1929 painting by Georgia O'Keeffe

The Lawrence Tree is a painting by Georgia O'Keeffe in 1929 of a large ponderosa pine tree on the D. H. Lawrence Ranch in Taos County, New Mexico. The tree still survives (as of 2024) and may be visited at the Lawrence Ranch.

==Background==
D. H. Lawrence and Frieda Lawrence lived in a cabin near the tree, under which the author sat on a weathered bench and wrote on a table.

The big pine tree in front of the house, standing still and unconcerned and alive...the overshadowing tree whose green top one never looks at... One goes out of the door and the tree-trunk is there, like a guardian angel. The tree-trunk, the long work table and the fence!
— D. H. Lawrence

==Overview==
In 1929, O'Keeffe stayed with Mabel Dodge Luhan, who was a patroness who brought modernists to the Taos art colony. While there she visited the ranch and painted the tree. The perspective was captured by lying down on the bench and looking into the night sky through the branches of the tree. Because of this, the work can be hung in different ways. The Wadsworth Atheneum, who owns the painting, displays it with the treetop facing the bottom edge. They note that "when the Wadsworth Atheneum acquired this painting from the artist, she confirmed its ambiguous orientation. At one point it was installed with the trunk emerging from the lower edge.
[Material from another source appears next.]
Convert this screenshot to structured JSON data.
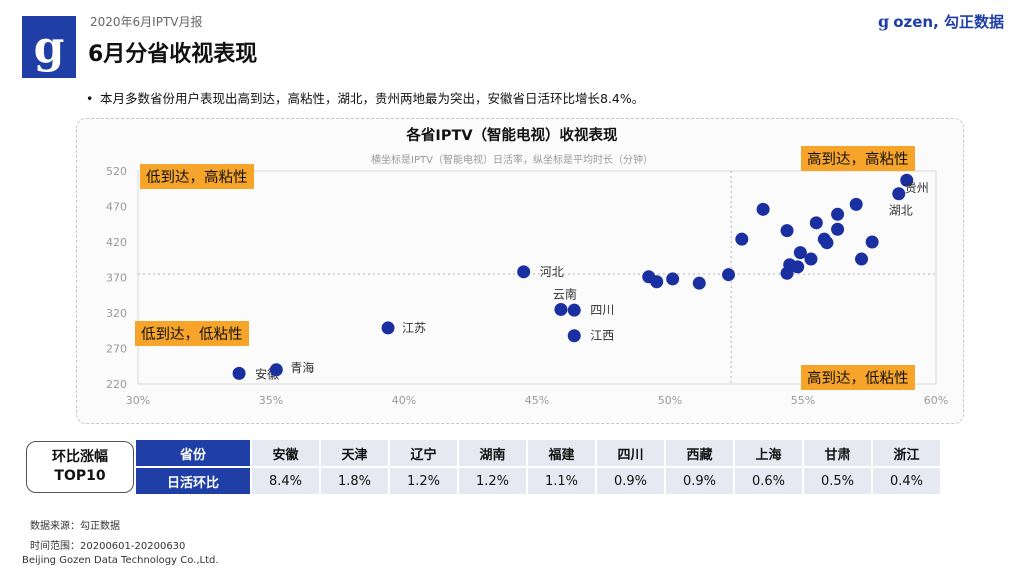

It is presently shown, in keeping with her earlier preference, as it is oriented here, allowing the viewer to experience the artist’s favored vantage point."

Art historian Bonnie L. Grad has shown that O'Keeffe's painting is not simply a depiction of this monumental tree, but is an homage to Lawrence, whose writings were an important though generally overlooked source of inspiration for the artist (as explored in Grad's 1998 article, "Georgia O'Keeffe's Lawrencean Vision" in the Archives of American Art Journal). She describes this painting as "a fitting and generous tribute to the author whose legacy she had become heir to."